All,

 

In the below code, I tried few compiler options and got following observations:

 

1)      arm-linux-gnueabi-gcc -O2 -mcpu=cortex-a15 -mfpu=neon -ftree-vectorizer-verbose=6  -ftree-vectorize

 

Compiler throws following info messages:

 

foo.c:16: note: not vectorized: unsupported use in stmt.

foo.c:16: note: not vectorized: unsupported use in stmt.

foo.c:18: note: not vectorized: unsupported use in stmt.

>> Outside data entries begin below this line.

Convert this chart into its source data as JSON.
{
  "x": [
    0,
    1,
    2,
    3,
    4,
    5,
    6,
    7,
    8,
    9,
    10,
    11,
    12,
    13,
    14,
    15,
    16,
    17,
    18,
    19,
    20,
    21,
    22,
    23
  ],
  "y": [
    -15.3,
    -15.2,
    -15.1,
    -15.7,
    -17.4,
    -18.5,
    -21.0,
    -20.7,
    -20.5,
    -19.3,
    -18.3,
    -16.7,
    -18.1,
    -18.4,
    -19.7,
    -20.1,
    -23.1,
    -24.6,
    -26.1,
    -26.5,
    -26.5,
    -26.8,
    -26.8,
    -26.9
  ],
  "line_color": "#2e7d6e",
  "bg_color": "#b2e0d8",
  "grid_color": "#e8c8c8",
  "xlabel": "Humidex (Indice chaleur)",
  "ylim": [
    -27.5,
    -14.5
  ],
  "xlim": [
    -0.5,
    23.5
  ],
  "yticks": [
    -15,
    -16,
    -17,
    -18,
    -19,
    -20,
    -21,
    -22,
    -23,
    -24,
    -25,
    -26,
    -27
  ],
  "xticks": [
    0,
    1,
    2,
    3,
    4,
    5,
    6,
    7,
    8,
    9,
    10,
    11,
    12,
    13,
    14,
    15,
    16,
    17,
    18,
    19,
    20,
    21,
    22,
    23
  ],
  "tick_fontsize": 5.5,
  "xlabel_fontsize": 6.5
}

foo.c:18: note: not vectorized: unsupported use in stmt.

 

 

2)      –O2 -mcpu=cortex-a15 -mfpu=neon

 

 

None of the generated code contains the NEON instructions. Code generated with case 1 is taking 3000 cycles, and code generated by option 2 is taking 2500 cycles.

 

Even if vectorization failed in case1, it should not generate more inefficient code than case 2. My belief was that the executables from both would take same cycles, any thing done for doing unsuccessful vectorization must be reverted if it did not succeed.

 

###################################################################

#define SIZE1 20

#define SIZE2 26

 

unsigned int array[SIZE1][SIZE2];

 

void  foo()

{

  unsigned int i,j;

  unsigned int max = 0;

 

  for(i = 0; i < SIZE1; i++)

  {

    for(j = 0; j < SIZE2; j++)

    {

      if (array[i][j] > max)

      {

        max = array[i][j];

        index = j;

      }

    }

  }

 

  printf("Max value: %u Index: %u\n", max, index);

}

 

 

 

Regards

RKS